Wednesday, June 20, 2007

Absorption

This week I'm teaching a group of pre-schoolers a unit on absorption and water. It seems like a very simple idea (and the lesson plan is simple) -- we all know what absorption is. As I started outlining for myself the general information I wanted to give, I hit a real stumper:

"what's the mechanism for absorption and how do you explain it to a pack of 4 year olds?"

Uh.....

I knew what absorption IS, of course -- but how does it work? Internet turned out to be less help than I thought it would be. Dictionaries informed me that absorbency was "the property of being absorbant" (great. A circular definition. Everyone's favorite.) Absorbant was "the ability to absorb" (I was beginning to be suspicious at this point). "Absorb" means to "suck up" or "take up". I wasn't sucking up much knowledge from that.

The other dictionaries and encyclopedias were equally unhelpful. There's a boatload of tests for absorption, but no good explaination. After reading a number of articles, I eventually tracked down the answer -- an answer that's both interesting and surprising:


WHY DO SPONGES (AND OTHER THINGS) ABSORB WATER?

The surprising answer is that water is sticky.

That's right -- it' s sticky. That answer seemed contrary to me until I explored it more thoroughly.

Stickiness is a physical property of things (ball bearings, for instance, are not sticky but the grease they're covered with is sticky. In the case of water, it's explained by a property called "cohesion" -- the electromagnetic forces that bond molecule to molecule. Because water molecules like to stick to each other (to "hold hands", as someone said) and water tends to "hang out" in globs and drops.

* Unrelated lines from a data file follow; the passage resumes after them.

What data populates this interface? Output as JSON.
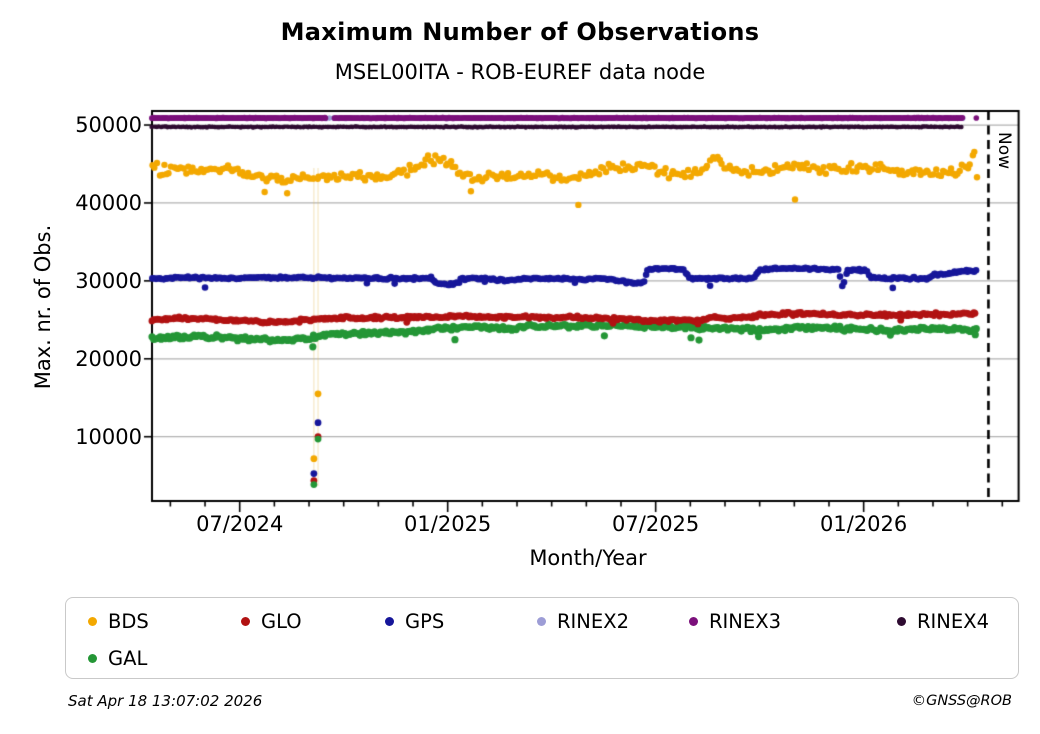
{
  "header": {
    "title": "Maximum Number of Observations",
    "subtitle": "MSEL00ITA - ROB-EUREF data node"
  },
  "footer": {
    "timestamp": "Sat Apr 18 13:07:02 2026",
    "copyright": "©GNSS@ROB"
  },
  "now_label": "Now",
  "legend": {
    "items": [
      {
        "label": "BDS",
        "color": "#f3a800"
      },
      {
        "label": "GLO",
        "color": "#b11212"
      },
      {
        "label": "GPS",
        "color": "#16169a"
      },
      {
        "label": "RINEX2",
        "color": "#9d9dd6"
      },
      {
        "label": "RINEX3",
        "color": "#7b107b"
      },
      {
        "label": "RINEX4",
        "color": "#2e0b31"
      },
      {
        "label": "GAL",
        "color": "#249636"
      }
    ]
  },
  "chart_data": {
    "type": "scatter",
    "title": "Maximum Number of Observations",
    "subtitle": "MSEL00ITA - ROB-EUREF data node",
    "xlabel": "Month/Year",
    "ylabel": "Max. nr. of Obs.",
    "x_axis": {
      "timeline_start": "mid-April 2024 at index 0, 1 unit = 1 month",
      "months_span": 25,
      "major_ticks": [
        {
          "idx": 2.53,
          "label": "07/2024"
        },
        {
          "idx": 8.53,
          "label": "01/2025"
        },
        {
          "idx": 14.53,
          "label": "07/2025"
        },
        {
          "idx": 20.53,
          "label": "01/2026"
        }
      ]
    },
    "y_axis": {
      "ticks": [
        {
          "value": 10000,
          "label": "10000"
        },
        {
          "value": 20000,
          "label": "20000"
        },
        {
          "value": 30000,
          "label": "30000"
        },
        {
          "value": 40000,
          "label": "40000"
        },
        {
          "value": 50000,
          "label": "50000"
        }
      ],
      "lim": [
        1750,
        51800
      ],
      "grid": true
    },
    "now_x_idx": 24.13,
    "dip_line_x_idxs": [
      4.67,
      4.79
    ],
    "dips": [
      {
        "x": 4.67,
        "values": {
          "BDS": 7180,
          "GPS": 5270,
          "GLO": 4370,
          "GAL": 3860
        }
      },
      {
        "x": 4.79,
        "values": {
          "BDS": 15500,
          "GPS": 11800,
          "GLO": 10020,
          "GAL": 9700
        }
      }
    ],
    "series": [
      {
        "name": "RINEX2",
        "color": "#9d9dd6",
        "radius": 2.8,
        "step": 0.09,
        "sigma": 40,
        "anchors": [
          [
            0,
            50880
          ],
          [
            23.4,
            50880
          ]
        ],
        "gaps": [],
        "outliers": []
      },
      {
        "name": "RINEX4",
        "color": "#2e0b31",
        "radius": 2.2,
        "step": 0.05,
        "sigma": 60,
        "anchors": [
          [
            0,
            49750
          ],
          [
            23.4,
            49750
          ]
        ],
        "gaps": [],
        "outliers": []
      },
      {
        "name": "RINEX3",
        "color": "#7b107b",
        "radius": 2.8,
        "step": 0.028,
        "sigma": 55,
        "anchors": [
          [
            0,
            50900
          ],
          [
            23.4,
            50900
          ]
        ],
        "gaps": [
          [
            5.02,
            5.25
          ]
        ],
        "outliers": [
          [
            23.78,
            50900
          ]
        ]
      },
      {
        "name": "GAL",
        "color": "#249636",
        "radius": 3.6,
        "step": 0.055,
        "sigma": 260,
        "anchors": [
          [
            0,
            22700
          ],
          [
            0.8,
            22800
          ],
          [
            1.6,
            22750
          ],
          [
            2.4,
            22650
          ],
          [
            3.1,
            22450
          ],
          [
            3.7,
            22350
          ],
          [
            4.2,
            22600
          ],
          [
            4.6,
            22700
          ],
          [
            5.0,
            23050
          ],
          [
            5.6,
            23250
          ],
          [
            6.4,
            23350
          ],
          [
            7.2,
            23450
          ],
          [
            7.8,
            23650
          ],
          [
            8.3,
            23950
          ],
          [
            9.0,
            24100
          ],
          [
            9.7,
            24050
          ],
          [
            10.4,
            23950
          ],
          [
            11.0,
            24150
          ],
          [
            11.8,
            24250
          ],
          [
            12.6,
            24200
          ],
          [
            13.4,
            24300
          ],
          [
            14.1,
            24200
          ],
          [
            14.6,
            24050
          ],
          [
            15.2,
            24150
          ],
          [
            15.9,
            24000
          ],
          [
            16.4,
            23850
          ],
          [
            16.9,
            23900
          ],
          [
            17.5,
            23650
          ],
          [
            18.0,
            23850
          ],
          [
            18.8,
            24050
          ],
          [
            19.5,
            23950
          ],
          [
            20.2,
            23850
          ],
          [
            20.9,
            23700
          ],
          [
            21.5,
            23650
          ],
          [
            22.1,
            23800
          ],
          [
            22.7,
            23850
          ],
          [
            23.3,
            23800
          ],
          [
            23.8,
            23550
          ]
        ],
        "gaps": [],
        "outliers": [
          [
            4.64,
            21540
          ],
          [
            8.74,
            22450
          ],
          [
            13.05,
            22950
          ],
          [
            15.55,
            22700
          ],
          [
            15.78,
            22400
          ],
          [
            17.5,
            22850
          ],
          [
            21.3,
            23050
          ],
          [
            23.75,
            23100
          ]
        ]
      },
      {
        "name": "GLO",
        "color": "#b11212",
        "radius": 3.4,
        "step": 0.055,
        "sigma": 190,
        "anchors": [
          [
            0,
            24950
          ],
          [
            0.8,
            25150
          ],
          [
            1.8,
            25100
          ],
          [
            2.6,
            24950
          ],
          [
            3.2,
            24750
          ],
          [
            3.8,
            24700
          ],
          [
            4.3,
            24900
          ],
          [
            4.95,
            25150
          ],
          [
            5.6,
            25250
          ],
          [
            6.5,
            25300
          ],
          [
            7.4,
            25280
          ],
          [
            8.2,
            25400
          ],
          [
            8.7,
            25500
          ],
          [
            9.3,
            25420
          ],
          [
            10.0,
            25350
          ],
          [
            11.0,
            25320
          ],
          [
            12.0,
            25300
          ],
          [
            12.8,
            25250
          ],
          [
            13.4,
            25120
          ],
          [
            14.0,
            24950
          ],
          [
            14.6,
            24820
          ],
          [
            15.2,
            25020
          ],
          [
            15.8,
            24870
          ],
          [
            16.2,
            25350
          ],
          [
            16.6,
            25120
          ],
          [
            17.0,
            25220
          ],
          [
            17.5,
            25600
          ],
          [
            18.2,
            25750
          ],
          [
            19.0,
            25800
          ],
          [
            19.6,
            25700
          ],
          [
            20.1,
            25620
          ],
          [
            20.7,
            25660
          ],
          [
            21.4,
            25650
          ],
          [
            22.0,
            25620
          ],
          [
            22.6,
            25700
          ],
          [
            23.2,
            25760
          ],
          [
            23.8,
            25850
          ]
        ],
        "gaps": [],
        "outliers": [
          [
            7.35,
            24680
          ],
          [
            13.3,
            24550
          ],
          [
            14.65,
            24700
          ],
          [
            15.75,
            24470
          ],
          [
            21.6,
            24950
          ]
        ]
      },
      {
        "name": "GPS",
        "color": "#16169a",
        "radius": 3.3,
        "step": 0.055,
        "sigma": 150,
        "anchors": [
          [
            0,
            30350
          ],
          [
            0.9,
            30400
          ],
          [
            1.8,
            30350
          ],
          [
            2.7,
            30400
          ],
          [
            3.6,
            30380
          ],
          [
            4.4,
            30450
          ],
          [
            4.95,
            30350
          ],
          [
            5.8,
            30350
          ],
          [
            6.6,
            30320
          ],
          [
            7.4,
            30300
          ],
          [
            8.05,
            30350
          ],
          [
            8.2,
            29650
          ],
          [
            8.5,
            29550
          ],
          [
            8.78,
            29700
          ],
          [
            8.95,
            30250
          ],
          [
            9.6,
            30300
          ],
          [
            10.15,
            30050
          ],
          [
            10.7,
            30250
          ],
          [
            11.5,
            30280
          ],
          [
            12.4,
            30200
          ],
          [
            13.1,
            30250
          ],
          [
            13.5,
            29950
          ],
          [
            13.95,
            29650
          ],
          [
            14.18,
            29800
          ],
          [
            14.28,
            31480
          ],
          [
            14.9,
            31550
          ],
          [
            15.35,
            31500
          ],
          [
            15.5,
            30350
          ],
          [
            16.0,
            30250
          ],
          [
            16.55,
            30320
          ],
          [
            17.35,
            30270
          ],
          [
            17.55,
            31480
          ],
          [
            18.3,
            31600
          ],
          [
            19.2,
            31550
          ],
          [
            19.82,
            31450
          ],
          [
            19.93,
            28900
          ],
          [
            20.04,
            31380
          ],
          [
            20.6,
            31400
          ],
          [
            20.72,
            30450
          ],
          [
            21.3,
            30350
          ],
          [
            22.0,
            30300
          ],
          [
            22.4,
            30280
          ],
          [
            22.55,
            30800
          ],
          [
            22.9,
            30780
          ],
          [
            23.15,
            31050
          ],
          [
            23.5,
            31250
          ],
          [
            23.8,
            31300
          ]
        ],
        "gaps": [],
        "outliers": [
          [
            1.53,
            29150
          ],
          [
            6.2,
            29700
          ],
          [
            7.0,
            29650
          ],
          [
            9.6,
            29900
          ],
          [
            12.2,
            29750
          ],
          [
            16.1,
            29380
          ],
          [
            21.37,
            29100
          ]
        ]
      },
      {
        "name": "BDS",
        "color": "#f3a800",
        "radius": 3.2,
        "step": 0.07,
        "sigma": 600,
        "anchors": [
          [
            0,
            44300
          ],
          [
            0.7,
            44500
          ],
          [
            1.5,
            44050
          ],
          [
            2.2,
            44350
          ],
          [
            2.8,
            43600
          ],
          [
            3.3,
            43150
          ],
          [
            3.8,
            42950
          ],
          [
            4.35,
            43300
          ],
          [
            4.95,
            43300
          ],
          [
            5.5,
            43650
          ],
          [
            6.3,
            43350
          ],
          [
            6.9,
            43600
          ],
          [
            7.4,
            44300
          ],
          [
            7.85,
            45300
          ],
          [
            8.3,
            45600
          ],
          [
            8.6,
            45050
          ],
          [
            8.9,
            44000
          ],
          [
            9.3,
            43150
          ],
          [
            9.8,
            43400
          ],
          [
            10.5,
            43400
          ],
          [
            11.2,
            43600
          ],
          [
            11.8,
            43150
          ],
          [
            12.5,
            43450
          ],
          [
            13.2,
            44500
          ],
          [
            13.8,
            44400
          ],
          [
            14.3,
            44800
          ],
          [
            14.9,
            43750
          ],
          [
            15.5,
            43600
          ],
          [
            16.0,
            44200
          ],
          [
            16.15,
            46350
          ],
          [
            16.45,
            45050
          ],
          [
            16.8,
            44250
          ],
          [
            17.3,
            44000
          ],
          [
            18.0,
            44500
          ],
          [
            18.6,
            44800
          ],
          [
            19.3,
            44250
          ],
          [
            19.9,
            44300
          ],
          [
            20.5,
            44550
          ],
          [
            21.1,
            44300
          ],
          [
            21.7,
            43950
          ],
          [
            22.3,
            43750
          ],
          [
            22.9,
            43650
          ],
          [
            23.3,
            43950
          ],
          [
            23.5,
            44600
          ],
          [
            23.62,
            45600
          ],
          [
            23.7,
            46400
          ],
          [
            23.78,
            47400
          ]
        ],
        "gaps": [],
        "outliers": [
          [
            3.25,
            41400
          ],
          [
            3.9,
            41250
          ],
          [
            9.2,
            41500
          ],
          [
            12.3,
            39750
          ],
          [
            18.55,
            40450
          ],
          [
            23.8,
            43300
          ]
        ]
      }
    ]
  }
}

Think about it this way: sticky things stick to other things. If you put a metal spoon into a basket of beads, none of the beads stick to the spoon. Beads aren't sticky. If you put it into a cup of salt, salt won't stick to the metal because salt's not sticky. But if you put it into honey, when you pull it out there's honey on the spoon... honey's sticky. Oil sticks to the spoon.

So does water. We don't think of it as a sticky material because we use it to clean surfaces. But its stickiness... its tendency to "hold hands" with itself and with other substances gives water its most important properties: the ability to "wet" things and the ability to "soak into" things. It "slides into" small spaces and hangs around there (being very friendly), and adds to the weight of the object.

A good article on this is: http://www.exploratorium.edu/ronh/bubbles/sticky_water.html

Scholastic has a very nice little article for parents with some activities that will work for teachers or for curious adults who can't resist the chance to play with some sponges (that would be me!)